For non-Maoist supporters, Dr Baburam Bhattarai is the favorite among Maoist leaders. For urban population, the brilliant academic record of Bhattarai, a PhD, along with his no-nonsense statements made him the hope in Nepali politics at the time when many thought politics is made dirty by the group of leaders who did nothing more than quarrelling for the post.

If any politician garnered affection and praise from non-party supporters, it was Bhattarai.

Bhattarai justified the hope when he was the finance minister. He succeeded with his ambitious plan for tax collection and was the only ministers in the Maoist-led government who seemed to have put state affairs ahead of party affairs during his tenure.

And, with all that urban population started believing if he becomes the Prime Minister, then there will be something good for nation.

And, Dr Baburam Bhattarai became the Prime Minister in August, 2011. To refuel the public hope, Bhattarai began with some encouraging words and deeds. Although many believed that it was only a publicity stunt, PM Bhattarai chose Nepal made Hulas Mustang as his official vehicle. Some laughed at it; some said it was a repayment for the industrialist but public believed it was a good sign.

Then there were other ‘publicity stunts’: PM with Citizen radio program where he replied public query live on national radio, the Hello Sarkar project where people could directly contact his office through phone, email and SMS to file complaint and; time and again he personally visited people and places needing inspection and moral support.

But half-a-dozen controversies and his continuation with the controversies has started withering his image. Many who looked at him with a hope have started seeing the unmasked hopelessness in him.

The list of controversies since he became Prime Minister is long: the four-point agreement with Madhesi parties to become PM, the induction of Maoist leader Prabhu Sah as minister despite criminal charges on him, his initial support for Defense Minister Sharat Singh Bhandari despite his public anti-nationalistic statement, induction of more ministers with criminal charges, formation of the largest cabinet in the history despite public promise for cost-effective regime and the recommendation to President Dr Ram Baran Yadav for amnesty to murder-convict Maoist leader.

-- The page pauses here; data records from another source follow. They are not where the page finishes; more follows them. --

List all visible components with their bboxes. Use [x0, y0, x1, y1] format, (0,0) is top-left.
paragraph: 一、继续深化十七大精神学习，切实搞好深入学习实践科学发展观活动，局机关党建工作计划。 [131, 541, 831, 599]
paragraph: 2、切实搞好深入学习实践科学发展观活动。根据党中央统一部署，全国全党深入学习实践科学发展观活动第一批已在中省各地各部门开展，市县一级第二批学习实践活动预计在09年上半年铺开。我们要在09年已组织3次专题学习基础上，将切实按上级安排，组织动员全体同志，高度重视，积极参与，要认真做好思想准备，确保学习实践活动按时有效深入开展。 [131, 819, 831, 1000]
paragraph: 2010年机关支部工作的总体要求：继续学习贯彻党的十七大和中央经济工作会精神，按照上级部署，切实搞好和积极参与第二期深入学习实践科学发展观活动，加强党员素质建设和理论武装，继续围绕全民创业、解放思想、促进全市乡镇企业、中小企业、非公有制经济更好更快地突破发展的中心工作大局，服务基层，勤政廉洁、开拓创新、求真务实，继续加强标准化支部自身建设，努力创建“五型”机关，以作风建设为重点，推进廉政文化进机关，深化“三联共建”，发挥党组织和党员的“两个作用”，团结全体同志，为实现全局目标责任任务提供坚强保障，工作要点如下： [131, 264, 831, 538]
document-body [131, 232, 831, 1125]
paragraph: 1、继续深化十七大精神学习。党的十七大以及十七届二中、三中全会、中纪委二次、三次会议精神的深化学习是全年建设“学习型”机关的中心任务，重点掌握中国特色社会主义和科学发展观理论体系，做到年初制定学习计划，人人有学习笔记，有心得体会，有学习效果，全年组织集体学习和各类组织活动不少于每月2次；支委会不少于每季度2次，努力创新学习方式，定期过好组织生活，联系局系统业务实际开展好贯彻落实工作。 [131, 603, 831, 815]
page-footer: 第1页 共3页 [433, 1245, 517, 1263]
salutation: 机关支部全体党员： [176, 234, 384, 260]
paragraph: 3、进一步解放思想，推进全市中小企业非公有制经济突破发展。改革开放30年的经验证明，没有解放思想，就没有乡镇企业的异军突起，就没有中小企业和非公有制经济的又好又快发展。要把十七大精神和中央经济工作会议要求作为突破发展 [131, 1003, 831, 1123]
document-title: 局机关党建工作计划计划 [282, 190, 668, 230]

In most of these cases, he probably had a little role to play as he cannot deny ministerial candidates recommended by the ally parties, but nevertheless those controversies have eroded his public image.

Those who wished him good luck and hoped for betterment in social media immediately after his appointment as PM have now backtracked and started criticizing him for being nothing more than the ordinary leader.

Dr Baburam Bhattarai is no more a different politician; rather he is just one among the politicians free of burden of people’s hope. Can he resurrect his image? Maybe. Maybe not.